The proposal made by First District Supervisor Robert Lovingood would have to be approved by the Board of Supervisors, but Longwood said it’s time “to make a strategic shift.” The plan has yet to be formally presented, FOX11 reported.

“Empowering the people to protect themselves is a good place to start,” Lovingood said in an opinion piece for The Victorville Daily Press.

Lovingood was one of the public faces in the aftermath of the San Bernardino attack, providing information to the public after two Islamic terrorists killed 14 people and wounded 22 others at a holiday party at the Inland Regional Center.

“Terror has arrived at our doorsteps, and we will and we can never be the same again,” he said during the first Board of Supervisors meeting after the attack.

Lovingood’s plan is a three-pronged approach: Calling for county workers – especially those with military experience – to be voluntarily armed, advocating for a “strategically located weapons” cache and encouraging the populace to apply for concealed weapons permits.

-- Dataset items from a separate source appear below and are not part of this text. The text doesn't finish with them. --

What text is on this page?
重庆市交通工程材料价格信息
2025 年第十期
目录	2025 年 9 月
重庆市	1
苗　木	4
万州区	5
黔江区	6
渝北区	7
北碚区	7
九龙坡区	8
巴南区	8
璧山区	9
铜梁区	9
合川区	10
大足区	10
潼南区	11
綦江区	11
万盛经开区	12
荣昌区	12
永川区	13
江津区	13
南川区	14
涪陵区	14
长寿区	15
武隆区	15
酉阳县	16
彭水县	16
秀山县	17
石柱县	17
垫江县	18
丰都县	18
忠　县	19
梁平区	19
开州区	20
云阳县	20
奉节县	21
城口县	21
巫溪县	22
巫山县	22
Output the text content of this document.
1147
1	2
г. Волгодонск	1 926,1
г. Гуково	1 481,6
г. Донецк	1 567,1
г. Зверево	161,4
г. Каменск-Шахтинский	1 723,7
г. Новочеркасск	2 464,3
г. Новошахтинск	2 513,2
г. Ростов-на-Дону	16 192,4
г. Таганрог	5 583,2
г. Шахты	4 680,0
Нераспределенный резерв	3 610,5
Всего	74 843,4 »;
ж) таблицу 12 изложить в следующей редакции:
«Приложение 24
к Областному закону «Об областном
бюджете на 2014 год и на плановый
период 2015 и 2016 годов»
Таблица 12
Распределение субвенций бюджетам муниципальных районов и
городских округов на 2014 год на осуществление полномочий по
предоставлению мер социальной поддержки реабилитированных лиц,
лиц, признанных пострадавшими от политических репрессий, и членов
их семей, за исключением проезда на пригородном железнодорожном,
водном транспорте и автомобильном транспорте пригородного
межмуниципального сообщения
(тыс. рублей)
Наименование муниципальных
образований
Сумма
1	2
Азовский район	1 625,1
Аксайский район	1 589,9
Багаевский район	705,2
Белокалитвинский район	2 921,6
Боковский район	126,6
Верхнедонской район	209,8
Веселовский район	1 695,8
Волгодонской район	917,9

“Make no mistake: This is not a call for vigilantism,” Lovingood wrote. “This is a call for self-defense under the law.”

The proposal has drawn mixed reactions so far.

“I can see why that would be a really good idea, but I can also see why that would bother a lot of people for people to be armed here,” Anthony McCune, a land use technician with the county, told FOX11.

While Lovingood works to drum up support for the first two points of his plan, there’s already plenty of movement on the last one.

Gun sales have spiked in San Bernardino since the Dec. 2 shootings and so have applications for concealed carry permits. The county reported a nine-fold increase in applications in the month after the attack, according to The Desert Sun. Jodi Miller, a public information officer with the San Bernardino County Sheriff’s Department, told FoxNews.com that more than 1,000 new applications have flooded in for concealed carry permits in the last two months.

But the Sheriff’s Department has had a tough time keeping up with the deluge of permit requests. Miller said the department was adding personnel to help alleviate the backlog of applications, but as of now the wait is 12 months. Before the attacks, the wait was about three months.

Miller was asked if Sheriff John McMahon supported Lovingood’s proposal.

“The Sheriff’s Department supports any decision made by the Board of Supervisors,” she said.